2. Refineries- whether Dangote or anyone, don't sell at subsidized prices. Subsidy is in distribution sector between the marketer/government and final consumers. Subsidy arises because the cost to the marketer (which include full refinery price) is not being fully paid for by the final consumer at the filling stations and somebody (government in this case) must step in to reimburse the marketer with the difference since marketer cannot operate at a loss. In all cases, refineries would have received full payments from marketers before it supplies. How marketers sell the products is not the refinery's concern

3. Note that Dangote refinery together with all the four nnpc refineries (working at full capacity) cannot meet Nigerian refined petroleum products needs and there is still need for either importation or more refineries. The 600,000 barrels capacity for Dangote is for both refinery and petrochemical sections just like that of 110,000 barrels for kaduna is divided between refinery and the petrochemical also.

4. On the issue of forex savings to Nigeria, either out of ignorance or just for simplicity in reporting, the quantum of savings from import substitution of any product in nigeria is usually overstated. They usually report gross amount of the current forex that is used to import presently as savings as if there will be no forex cost incurred in producing within Nigeria. Most of the inputs will still come from abroad and require forex outflow.

5. In the case of Dangote refinery, the forex savings will be substantial because the major raw materials (crude oil) will come from Nigeria. Since it is a Nigerian company, the flow cycle will be like this:

a. Nigeria sells crude oil to Dangote at international price
b. Dangote pays in dollars to government account in CBN
c. Dangote sells refined products to either Nigeria or overseas marketers
d. In the case of oversea marketers, the export proceeds in dollars come to Dangote through the CBN
e. In the case of local marketers, marketers raise letter of credit through banks and pay in naira
f. Nigerian govt pays dollars to Dangote through CBN for the marketers letter of credit
g. Dangote converts some of the dollars to naira to meet local expenses including salaries by selling it to CBN
h. Dangote draws from its dollars account to meet its dollars denominated expenses including paying for crude from Nigeria
i. The cycle goes back and starts from 'a' all-over.

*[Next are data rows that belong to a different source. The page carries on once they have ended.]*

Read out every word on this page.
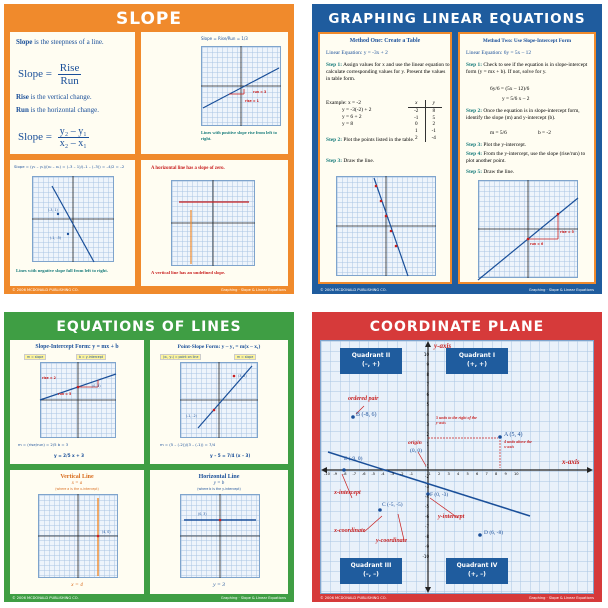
SLOPE
Slope is the steepness of a line.
Slope =
Rise
Run
Rise is the vertical change.
Run is the horizontal change.
Slope = $\frac{\text{y₂ – y₁}}{\text{x₂ – x₁}}$
Slope = Rise/Run = 1/3
run = 3
rise = 1
Lines with positive slope rise from left to right.
Slope = (y₂ – y₁)/(x₂ – x₁) = (–3 – 1)/(–1 – (–3)) = –4/2 = –2
(-3, 1)
(-1, -3)
Lines with negative slope fall from left to right.
A horizontal line has a slope of zero.
A vertical line has an undefined slope.
© 2006 MCDONALD PUBLISHING CO.	Graphing · Slope & Linear Equations
GRAPHING LINEAR EQUATIONS
Method One: Create a Table
Linear Equation: y = -3x + 2
Step 1: Assign values for x and use the linear equation to calculate corresponding values for y. Present the values in table form.
Example: x = -2
y = -3(-2) + 2
y = 6 + 2
y = 8
x	y
-2	8
-1	5
0	2
1	-1
2	-4
Step 2: Plot the points listed in the table.
Step 3: Draw the line.
Method Two: Use Slope-Intercept Form
Linear Equation: 6y = 5x – 12
Step 1: Check to see if the equation is in slope-intercept form (y = mx + b). If not, solve for y.
6y/6 = (5x – 12)/6
y = 5/6 x – 2
Step 2: Once the equation is in slope-intercept form, identify the slope (m) and y-intercept (b).
m = 5/6	b = -2
Step 3: Plot the y-intercept.
Step 4: From the y-intercept, use the slope (rise/run) to plot another point.
Step 5: Draw the line.
rise = 5
run = 6
© 2006 MCDONALD PUBLISHING CO.	Graphing · Slope & Linear Equations
EQUATIONS OF LINES
Slope-Intercept Form: y = mx + b
m = slope	b = y-intercept
rise = 2
run = 5
(0, 3)
m = (rise/run) = 2/5 b = 3
y = 2/5 x + 3
Point-Slope Form: y – y₁ = m(x – x₁)
(x₁, y₁) = point on line	m = slope
(3, 5)
(-1, -2)
m = (5 – (-2))/(3 – (-1)) = 7/4
y – 5 = 7/4 (x – 3)
Vertical Line
x = a
(where a is the x-intercept)
(4, 0)
x = 4
Horizontal Line
y = b
(where b is the y-intercept)
(0, 3)
y = 3
© 2006 MCDONALD PUBLISHING CO.	Graphing · Slope & Linear Equations
COORDINATE PLANE
Quadrant II
(–, +)
Quadrant I
(+, +)
Quadrant III
(–, –)
Quadrant IV
(+, –)
10
9
8
7
6
5
4
3
2
1
-1
-2
-3
-4
-5
-6
-7
-8
-9
-10
-10	-9	-8	-7	-6	-5	-4	-3	-2	-1	1	2	3	4	5	6	7	8	9	10
y-axis
x-axis
ordered pair
B (-8, 6)
A (5, 4)
E (-9, 0)
F (0, -3)
C (-5, -5)
D (6, -8)
origin
(0, 0)
5 units to the right of the y-axis
4 units above the x-axis
x-intercept
y-intercept
x-coordinate
y-coordinate
© 2006 MCDONALD PUBLISHING CO.	Graphing · Slope & Linear Equations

As you can see, the dollars will in most cases (except for some foreign expenses) be circulating within the CBN either for Nigeria government or for Dangote. That is whole essence of industrialization especially when the inputs are majorly locally sourced.




GBAM!

[i]You just saved me valuable time writing an epistle.

@#3, it's kinda hard to put a correct figure on our consumption, hopefully the new private refineries coming in and revamped NNPC refineries will help us get relatively more accurate figures.